As previously mentioned, there's a lot of new and updated mechanics to Hades II, both to set it apart from the first game and also to spring ahead with what worked from last time. For example, one major combat difference is the seemingly total lack of extra dashes: before, Zagreus would chain dashes to dodge attacks and - when comboed well - could trivialize certain content. Melinoe has only the one dash, but she can rely on a sprint to outrun effects that her brother might have otherwise dashed right into.

...I would show you what I mean if I was a more capable screenshot-taker, but alas it can be a challenge to take pics in the middle of combat.
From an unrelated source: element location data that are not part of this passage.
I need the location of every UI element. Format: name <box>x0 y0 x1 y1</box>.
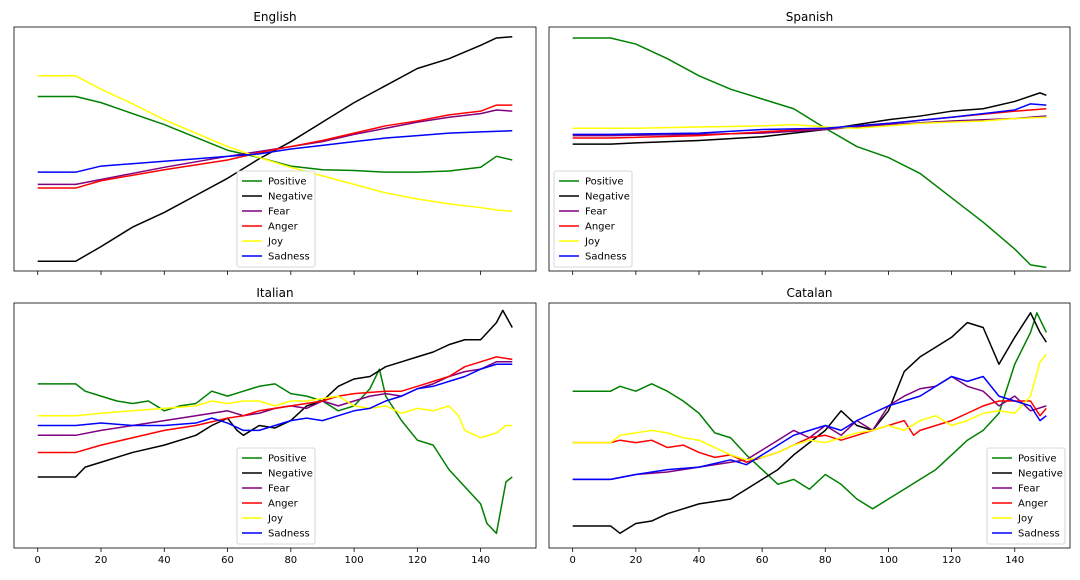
x-tick-label: 100 <box>879 555 898 566</box>
x-tick-label: 120 <box>408 555 427 566</box>
legend-label-negative: Negative <box>1018 469 1063 480</box>
legend-label-sadness: Sadness <box>585 252 627 263</box>
legend-label-positive: Positive <box>1018 454 1057 465</box>
series-line-anger <box>37 104 513 189</box>
panel-title: Catalan <box>786 286 832 300</box>
series-line-sadness <box>572 103 1047 136</box>
legend-label-negative: Negative <box>268 192 313 203</box>
x-tick-label: 80 <box>819 555 832 566</box>
legend-label-anger: Anger <box>585 222 616 233</box>
axes-frame <box>13 26 537 272</box>
panel-italian: Italian 0 20 40 60 80 100 120 140 Positive Negativ… <box>13 286 537 566</box>
series-line-positive <box>37 368 513 535</box>
legend: Positive Negative Fear Anger Joy Sadness <box>236 170 316 268</box>
legend: Positive Negative Fear Anger Joy Sadness <box>553 170 633 268</box>
legend-label-sadness: Sadness <box>268 252 310 263</box>
axes-frame <box>548 26 1071 272</box>
series-line-joy <box>37 75 513 212</box>
series-line-sadness <box>37 363 513 432</box>
legend-label-fear: Fear <box>1018 484 1040 495</box>
x-tick-label: 40 <box>158 555 171 566</box>
legend-label-joy: Joy <box>1017 514 1033 525</box>
x-tick-label: 0 <box>569 555 575 566</box>
series-line-anger <box>37 356 513 454</box>
legend-box <box>986 447 1066 545</box>
series-line-negative <box>572 312 1047 535</box>
legend-label-positive: Positive <box>268 454 307 465</box>
x-tick-label: 80 <box>284 555 297 566</box>
panel-title: Spanish <box>786 10 833 24</box>
series-line-fear <box>572 375 1047 481</box>
panel-spanish: Spanish Positive Negative Fear Anger Joy Sadne… <box>548 10 1071 275</box>
panel-title: English <box>253 10 296 24</box>
axes-frame <box>548 302 1071 549</box>
legend-label-positive: Positive <box>585 177 624 188</box>
series-line-anger <box>572 400 1047 463</box>
axes-frame <box>13 302 537 549</box>
panel-title: Italian <box>256 286 293 300</box>
series-line-fear <box>37 109 513 186</box>
series-line-joy <box>37 395 513 439</box>
x-tick-label: 60 <box>756 555 769 566</box>
legend-label-fear: Fear <box>268 484 290 495</box>
series-line-negative <box>572 92 1047 145</box>
x-tick-label: 140 <box>471 555 490 566</box>
x-tick-label: 140 <box>1005 555 1024 566</box>
legend-box <box>236 170 316 268</box>
x-tick-label: 20 <box>95 555 108 566</box>
legend-label-sadness: Sadness <box>268 529 310 540</box>
series-line-sadness <box>37 129 513 173</box>
x-tick-label: 40 <box>693 555 706 566</box>
legend-box <box>236 447 316 545</box>
legend-label-negative: Negative <box>268 469 313 480</box>
panel-catalan: Catalan 0 20 40 60 80 100 120 140 Positive Negativ… <box>548 286 1071 566</box>
series-line-positive <box>572 37 1047 269</box>
series-line-negative <box>37 309 513 478</box>
legend-label-anger: Anger <box>1018 499 1049 510</box>
series-line-positive <box>572 312 1047 510</box>
legend-label-negative: Negative <box>585 192 630 203</box>
x-tick-label: 0 <box>35 555 41 566</box>
legend-label-positive: Positive <box>268 177 307 188</box>
legend-label-joy: Joy <box>584 237 600 248</box>
x-tick-label: 60 <box>221 555 234 566</box>
legend: Positive Negative Fear Anger Joy Sadness <box>236 447 316 545</box>
legend-label-anger: Anger <box>268 499 299 510</box>
x-tick-label: 100 <box>345 555 364 566</box>
legend-label-fear: Fear <box>585 207 607 218</box>
legend-box <box>553 170 633 268</box>
x-tick-label: 20 <box>629 555 642 566</box>
legend-label-anger: Anger <box>268 222 299 233</box>
legend-label-sadness: Sadness <box>1018 529 1060 540</box>
legend-label-joy: Joy <box>267 514 283 525</box>
series-line-negative <box>37 36 513 262</box>
legend: Positive Negative Fear Anger Joy Sadness <box>986 447 1066 545</box>
legend-label-fear: Fear <box>268 207 290 218</box>
x-tick-label: 120 <box>942 555 961 566</box>
series-line-joy <box>572 116 1047 130</box>
series-line-fear <box>572 115 1047 137</box>
panel-english: English Positive Negative Fear Anger Joy Sadne… <box>13 10 537 275</box>
legend-label-joy: Joy <box>267 237 283 248</box>
series-line-positive <box>37 95 513 173</box>
series-line-sadness <box>572 375 1047 481</box>
series-line-joy <box>572 353 1047 461</box>
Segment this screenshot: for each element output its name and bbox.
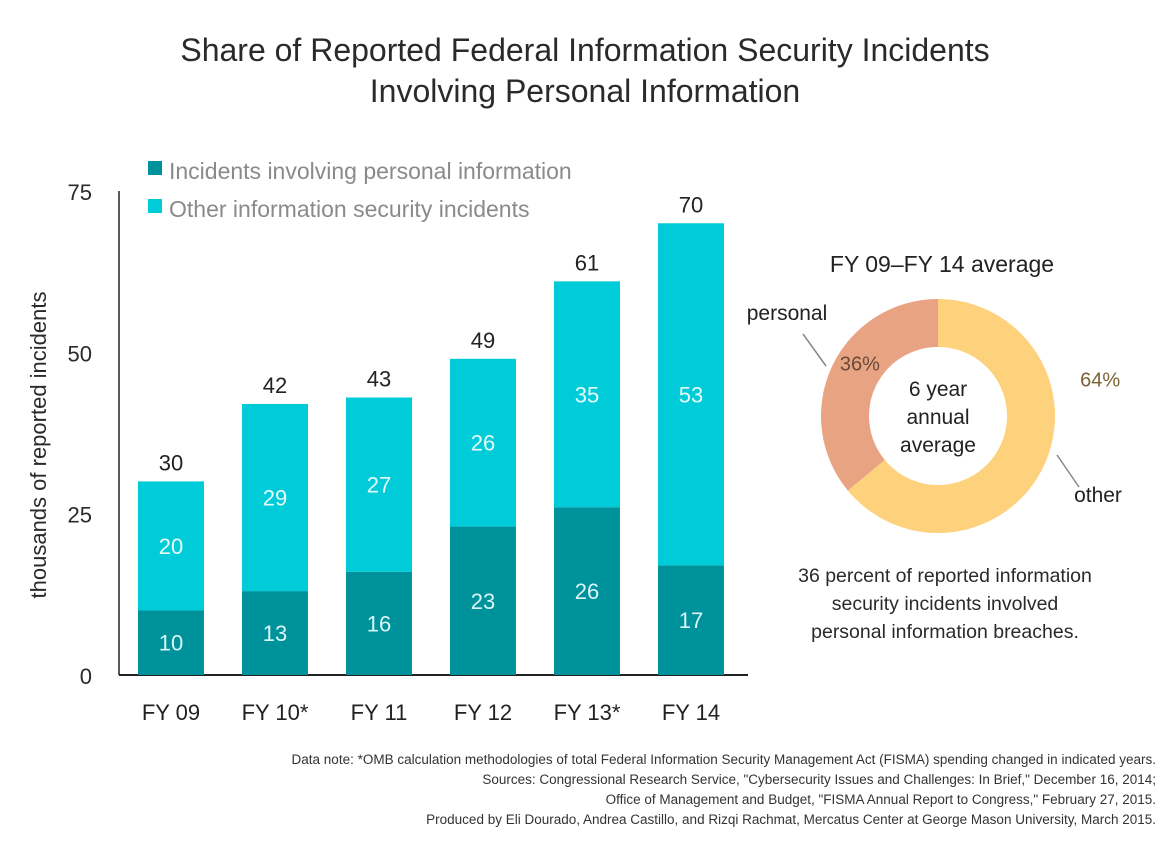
stacked-bar-chart: 0 25 50 75 thousands of reported incidents 10… [26, 158, 748, 725]
label-personal-4: 26 [575, 579, 599, 604]
summary-line-2: security incidents involved [831, 593, 1059, 615]
bar-personal-3 [450, 526, 516, 675]
donut-chart: FY 09–FY 14 average 6 year annual average 36… [747, 251, 1122, 533]
label-personal-5: 17 [679, 608, 703, 633]
label-other-4: 35 [575, 382, 599, 407]
legend-label-other: Other information security incidents [169, 196, 530, 222]
credit-line: Produced by Eli Dourado, Andrea Castillo… [426, 812, 1156, 827]
label-personal-1: 13 [263, 621, 287, 646]
label-other-0: 20 [159, 534, 183, 559]
bar-other-0 [138, 481, 204, 611]
label-total-2: 43 [367, 367, 391, 392]
label-total-0: 30 [159, 450, 183, 475]
summary-line-3: personal information breaches. [811, 621, 1079, 643]
source-line-1: Sources: Congressional Research Service,… [482, 772, 1156, 787]
label-total-3: 49 [471, 328, 495, 353]
leader-line-personal [802, 333, 827, 367]
x-tick-label-1: FY 10* [242, 700, 309, 725]
donut-center-label-1: annual [906, 406, 969, 429]
source-line-2: Office of Management and Budget, "FISMA … [605, 792, 1156, 807]
chart-title: Share of Reported Federal Information Se… [0, 30, 1170, 112]
x-tick-label-5: FY 14 [662, 700, 720, 725]
label-personal-0: 10 [159, 631, 183, 656]
leader-line-other [1056, 454, 1080, 488]
bar-personal-0 [138, 610, 204, 675]
legend: Incidents involving personal information… [148, 158, 572, 222]
legend-label-personal: Incidents involving personal information [169, 158, 572, 184]
label-total-5: 70 [679, 192, 703, 217]
source-notes: Data note: *OMB calculation methodologie… [6, 750, 1156, 830]
label-other-1: 29 [263, 486, 287, 511]
y-tick-label: 50 [68, 341, 92, 366]
chart-title-line-2: Involving Personal Information [369, 73, 801, 109]
x-tick-label-3: FY 12 [454, 700, 512, 725]
bar-other-2 [346, 397, 412, 572]
label-total-4: 61 [575, 250, 599, 275]
donut-center-label-2: average [900, 434, 976, 457]
donut-slice-personal [821, 299, 938, 491]
bar-other-3 [450, 358, 516, 527]
y-axis-label: thousands of reported incidents [26, 292, 51, 599]
donut-slice-other [847, 299, 1056, 533]
y-tick-label: 75 [68, 180, 92, 205]
bar-other-5 [658, 223, 724, 566]
bar-other-4 [554, 281, 620, 508]
summary-line-1: 36 percent of reported information [798, 565, 1092, 587]
donut-title: FY 09–FY 14 average [830, 251, 1054, 277]
donut-label-personal: personal [747, 302, 828, 325]
donut-center-label-0: 6 year [909, 378, 967, 401]
chart-title-line-1: Share of Reported Federal Information Se… [180, 32, 990, 68]
x-tick-label-4: FY 13* [554, 700, 621, 725]
legend-swatch-personal [148, 161, 162, 175]
label-other-2: 27 [367, 473, 391, 498]
summary-text: 36 percent of reported information secur… [750, 562, 1140, 646]
y-tick-label: 25 [68, 503, 92, 528]
x-tick-label-0: FY 09 [142, 700, 200, 725]
data-note: Data note: *OMB calculation methodologie… [291, 752, 1156, 767]
donut-label-other: other [1074, 484, 1122, 507]
label-personal-2: 16 [367, 611, 391, 636]
bar-personal-5 [658, 565, 724, 675]
legend-swatch-other [148, 199, 162, 213]
x-tick-label-2: FY 11 [351, 700, 408, 725]
label-other-3: 26 [471, 431, 495, 456]
label-total-1: 42 [263, 373, 287, 398]
y-tick-label: 0 [80, 664, 92, 689]
donut-value-personal: 36% [840, 353, 880, 375]
donut-value-other: 64% [1080, 370, 1120, 392]
label-other-5: 53 [679, 382, 703, 407]
bar-personal-1 [242, 591, 308, 675]
label-personal-3: 23 [471, 589, 495, 614]
bar-other-1 [242, 403, 308, 592]
bar-personal-4 [554, 507, 620, 675]
bar-personal-2 [346, 571, 412, 675]
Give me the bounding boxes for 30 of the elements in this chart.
Anyway, there are even more Boons to acquire in this game, with something like a dozen gods to align with, and each of the upgrades feel different than the set Zagreus utilized. New characters mean additional abilities, such as fire to apply Scorch to enemies, and even the returning gods have new tricks up their sleeves...if they ever wore sleeves. All of this combines to freshen up the established formula, tweaking what worked, throwing out what didn't, and making sure to give Melinoe her own space to breathe and be herself.

It's another feather in the cap that Hades II works so well right out of the box, as it were, functioning pretty smoothly for an Early Access title; even on Steam Deck, where I captured the images. The only annoyance I had was that the game struggled to close when I went to quit, but I totally understand: I didn't want to step away from the game, either! I imagine it will run just fine on consoles, too, when we get to that point in the future.

And, of course, the soundtrack is once again immaculate. The beats rain fire on the proceedings just as much as Melinoe's witchcraft does. The second boss in particular had not just a theme but different songs, plural, and the songs themselves would change depending on who you were damaging. It was all incredibly wonderful to listen to; rather heavenly, if you catch my drift. As always, wait for the drop!


Despite my relatively short time with Hades II, I find it to be just as amazing as the original. Hades II impressively scratches that itch, being a sequel that retains the core of the original while building upon it in new and exciting ways. This couldn't really exist as a story expansion or DLC for Hades; it deserves to lay claim as the developer's first-ever sequel.

The game is well on its way to becoming bigger and more incredible than its predecessor, which is saying something given Hades won Game of the Year in some circles, among others awards. The characters are well-written, again. The game plays and feels so fun, again. The soundtrack is amazing, again. All of it comes together for a wonderful experience, one that'll only get better with some more updates.

At this point, unless Hell itself drags Supergiant Games into the abyss, we're looking at another contender for best roguelike ever. And even then, people would line up to dive down and try to save them, me among them! So all I can say at this point is: it's off to Hell we go! Death to Chronos!